Trabalho híbrido gera desafio extra em períodode férias escolares

trabalho-hibrido-gera-desafio-extra - Empresária em Home Office com Filho

Quando chega novembro, a pedagoga Lis Lopes já sabe que precisa começar a organizar o planejamento das férias escolares dos dois filhos: Pedro, de três anos, e Elias, de um ano e três meses. Funcionária pública em uma escola municipal de Mesquita, no Rio de Janeiro, ela atua no modelo híbrido, trabalhando alguns dias em casa e outros, presencial. Nas férias escolares, se desdobra enquanto faz homeoffice e toma conta dos filhos, simultaneamente.

Lopes costuma alternar os dias em casa com seu companheiro, secretário escolar, que também atua no modelo híbrido. Então, se um trabalha remotamente segunda e quarta nas férias, o outro faz home office terça e quinta, para não haver um gasto extra tendo que contratar alguém para olhar os pequenos.“Eu consigo fazer as atividades de trabalho com eles em casa porque temos um espaço delimitado na sala, com brinquedos. É um olho neles e o outro no notebook”, diz. “Acontece também de, na parte da manhã, eles não dormirem e eu não conseguir produzir, então tenho que esperar para finalizar os trabalhos.”

Para a professora de gestão de pessoas da Escola de Administração de Empresas de São Paulo da Fundação Getulio Vargas (FGV Eaesp) Vanessa Cepellos, o regime híbrido é positivo para as profissionais quando bem gerido, caso contrário, traz complicações. “A flexibilidade maior no trabalho é uma conquista principalmente das mulheres, considerando que elas ainda são as principais responsáveis pelo cuidado doméstico e a dupla jornada. Mas pode trazer ainda mais estresse ao terem que conciliar filhos e tarefas domésticas nos mesmos horários”, diz.

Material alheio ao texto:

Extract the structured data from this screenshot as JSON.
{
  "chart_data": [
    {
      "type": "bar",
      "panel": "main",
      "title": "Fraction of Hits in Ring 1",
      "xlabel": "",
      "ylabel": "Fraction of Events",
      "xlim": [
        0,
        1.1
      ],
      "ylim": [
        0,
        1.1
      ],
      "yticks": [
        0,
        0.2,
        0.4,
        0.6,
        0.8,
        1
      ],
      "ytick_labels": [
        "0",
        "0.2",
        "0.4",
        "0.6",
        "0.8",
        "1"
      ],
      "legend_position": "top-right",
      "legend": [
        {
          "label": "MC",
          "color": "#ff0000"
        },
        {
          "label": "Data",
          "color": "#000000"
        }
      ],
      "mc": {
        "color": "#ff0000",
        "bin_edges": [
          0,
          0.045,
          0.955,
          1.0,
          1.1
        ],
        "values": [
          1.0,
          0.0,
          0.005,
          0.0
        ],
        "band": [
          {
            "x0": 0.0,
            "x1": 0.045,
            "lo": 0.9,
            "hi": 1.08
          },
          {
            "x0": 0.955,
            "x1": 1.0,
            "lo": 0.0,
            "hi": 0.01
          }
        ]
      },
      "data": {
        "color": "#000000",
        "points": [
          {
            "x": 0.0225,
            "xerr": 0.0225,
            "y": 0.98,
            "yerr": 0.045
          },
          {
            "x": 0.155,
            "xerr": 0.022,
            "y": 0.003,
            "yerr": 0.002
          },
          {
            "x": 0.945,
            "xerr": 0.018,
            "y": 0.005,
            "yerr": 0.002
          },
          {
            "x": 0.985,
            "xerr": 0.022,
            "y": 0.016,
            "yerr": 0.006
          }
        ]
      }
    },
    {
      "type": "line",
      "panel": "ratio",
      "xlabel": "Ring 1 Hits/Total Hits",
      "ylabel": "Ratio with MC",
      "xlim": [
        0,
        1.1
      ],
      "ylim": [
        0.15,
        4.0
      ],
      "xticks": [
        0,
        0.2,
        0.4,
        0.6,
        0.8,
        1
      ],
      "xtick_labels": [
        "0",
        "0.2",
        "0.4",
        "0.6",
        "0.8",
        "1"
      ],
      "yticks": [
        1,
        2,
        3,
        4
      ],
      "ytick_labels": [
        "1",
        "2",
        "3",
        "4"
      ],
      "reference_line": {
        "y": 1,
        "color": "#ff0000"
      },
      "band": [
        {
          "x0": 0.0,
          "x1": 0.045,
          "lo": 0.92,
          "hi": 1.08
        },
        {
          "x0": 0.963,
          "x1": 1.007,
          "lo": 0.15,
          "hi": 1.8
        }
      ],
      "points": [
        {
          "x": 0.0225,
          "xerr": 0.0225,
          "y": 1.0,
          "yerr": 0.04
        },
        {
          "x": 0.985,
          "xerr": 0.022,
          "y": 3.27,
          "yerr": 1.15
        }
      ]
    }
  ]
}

Dados do estudo Outras Formas de Trabalho, daPesquisa Nacional por Amostra de Domicílio Contínua 2022, divulgados em agosto deste ano, mostram que as mulheres dedicam 21,3 horas semanais para os afazeres domésticos ou cuidado de pessoas. Esse montante significa 9,6 horas a mais que os homens. Olhando somente para o recorte de mulheres ocupadas, elas passam, em média, 6,8 horas a mais que os homens ocupados na realização dessas atividades, o que evidencia a desigualdade na divisão de tarefas domésticas.

Para Cepellos, a boa gerência do trabalho remoto inclui ter uma rede de apoio, comparceiro, outros familiares ou amigos. Lopes conta que para ela a
rede de apoio é fundamental. Quando ela e o marido não conseguem se organizar para ficar em casa em dias alternados, o jeito é apelar para a cunhada. Nas próximas férias, ela deve ficar ao menos um dia da semana com os pequenos, já que Lopes e o marido só farão home office dois dias cada um.

Para Milena Bizzarri, diretora de recursos humanos, marketing e comunicação da Mazars, empresa de consultoria e auditoria, o expediente híbrido exige planejamento, inclusive emocional. “Existe um ponto crítico no trabalho em casa, na perspectiva das crianças, que é o fato de a mãe estar em casa, mas não estar disponível para elas”, comenta. “Elas não entendem isso e até para nós, mães, é difícil. Crianças precisam de formas de atenção criativas o tempo todo, pois ao contrário ficam grudadas na televisão ou começam a disputar por atenção, e aí atrapalham o trabalho.”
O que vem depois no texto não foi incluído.